We present a rare case of locally advanced NPC stage IV/A T4-N2-M0 with no distant metastasis involving 10 unilateral CN palsies (II, III, IV, V, VI, VII, IX, X, XI, and XII), indicative of extensive anterior and posterior skull base and intracranial involvement. To the best of our knowledge, this report is the first of a case of NPC involving 10 CN with recovery of 5 CN within 6 months post-chemoradiation.

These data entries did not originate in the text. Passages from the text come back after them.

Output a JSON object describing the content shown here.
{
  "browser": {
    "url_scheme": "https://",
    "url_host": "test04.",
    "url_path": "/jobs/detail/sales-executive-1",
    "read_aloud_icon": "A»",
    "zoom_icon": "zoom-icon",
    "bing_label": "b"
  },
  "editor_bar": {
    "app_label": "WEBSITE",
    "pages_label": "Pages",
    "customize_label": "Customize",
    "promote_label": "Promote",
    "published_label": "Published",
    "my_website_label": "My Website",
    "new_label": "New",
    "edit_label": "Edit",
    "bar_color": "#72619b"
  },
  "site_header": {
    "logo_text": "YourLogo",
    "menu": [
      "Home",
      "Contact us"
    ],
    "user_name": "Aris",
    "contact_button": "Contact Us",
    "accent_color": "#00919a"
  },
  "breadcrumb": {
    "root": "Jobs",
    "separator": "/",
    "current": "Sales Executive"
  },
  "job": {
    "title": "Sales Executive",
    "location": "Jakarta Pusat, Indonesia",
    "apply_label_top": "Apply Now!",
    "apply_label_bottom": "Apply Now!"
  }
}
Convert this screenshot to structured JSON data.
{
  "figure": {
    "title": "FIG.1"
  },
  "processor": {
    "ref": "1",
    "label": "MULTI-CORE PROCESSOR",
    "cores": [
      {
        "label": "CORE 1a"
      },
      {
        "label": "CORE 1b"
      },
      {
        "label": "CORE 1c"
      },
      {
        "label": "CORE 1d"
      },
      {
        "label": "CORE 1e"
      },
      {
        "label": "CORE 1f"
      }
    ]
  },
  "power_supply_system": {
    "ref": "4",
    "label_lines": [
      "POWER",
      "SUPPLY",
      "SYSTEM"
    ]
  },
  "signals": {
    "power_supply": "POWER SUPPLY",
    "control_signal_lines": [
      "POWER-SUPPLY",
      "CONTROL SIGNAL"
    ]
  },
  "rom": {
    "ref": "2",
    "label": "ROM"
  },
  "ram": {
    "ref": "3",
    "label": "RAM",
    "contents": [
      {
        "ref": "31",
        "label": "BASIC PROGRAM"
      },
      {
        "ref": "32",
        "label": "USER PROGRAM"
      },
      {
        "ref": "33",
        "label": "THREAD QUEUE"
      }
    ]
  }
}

Nasopharyngeal carcinoma most commonly affects CN VI (56.4%) and V2 (47.9%) and V3 (29.2%) branches of CN V, and it rarely affects CN II (8.6%) or VII (2.3%) (5). The CN deficits from NPC depends mainly on the anatomical extension patterns of the tumor. For example, an extension of the tumor into the orbital apex and cavernous sinus affects CN II, III, IV, V, and VI and leads to impaired vision, ophthalmoplegia, and facial sensory dysfunction (2). An extension to the cerebellopontine angle, the middle ear, or the parotid can involve CN VII (6). The presentation of CN VII palsy may differ depending on which nerve segment is affected during its anatomical course (7). Tumor extension into the jugular foramen affects CN IX, X, and XI, leading to dysphagia, vocal cord palsy, and weakness of the trapezius and sternocleidomastoid muscles (2). Involvement of the hypoglossal canal affects CN XII and presents with ipsilateral tongue deviation (8). One previous case reported involvement of six CN (III, V, VI, VII, IX, and XI) (7). Another study reported the involvement of nine unilateral CN (III, IV, V, VI, VII, VIII, IX, X, XII) as a Garcin’s Syndrome secondary to NPC with improvement post-CRT. However, the extent of clinical and radiological improvement was not detailed (9).

In our case, the involvement of CN II, III, IV, V, and VI was explained by the anterior tumor extension to the orbital apex and cavernous sinus as described by MRI. The patients’ optic neuropathy, ptosis, complete ophthalmoplegia, and hypoesthesia of the ophthalmic distribution of V1 on the right side are consistent with orbital apex syndrome that has been described in the literature (10). In addition, the involvement of the lower divisions of the right CN V in this case was represented by the lower facial pain and hypoesthesia across the distribution of V2 and V3 along with weakness of the masseter and temporalis muscles on the right side. These symptoms are indicative of tumor infiltration into the superior orbital fissure, foramen rotundum, and foramen ovale (5). The posterior extension of the tumor resulted in the involvement of CN VII, IX, X, XI, and XII by compressing the internal auditory meatus, jugular foramen, and hypoglossal canal (2, 8).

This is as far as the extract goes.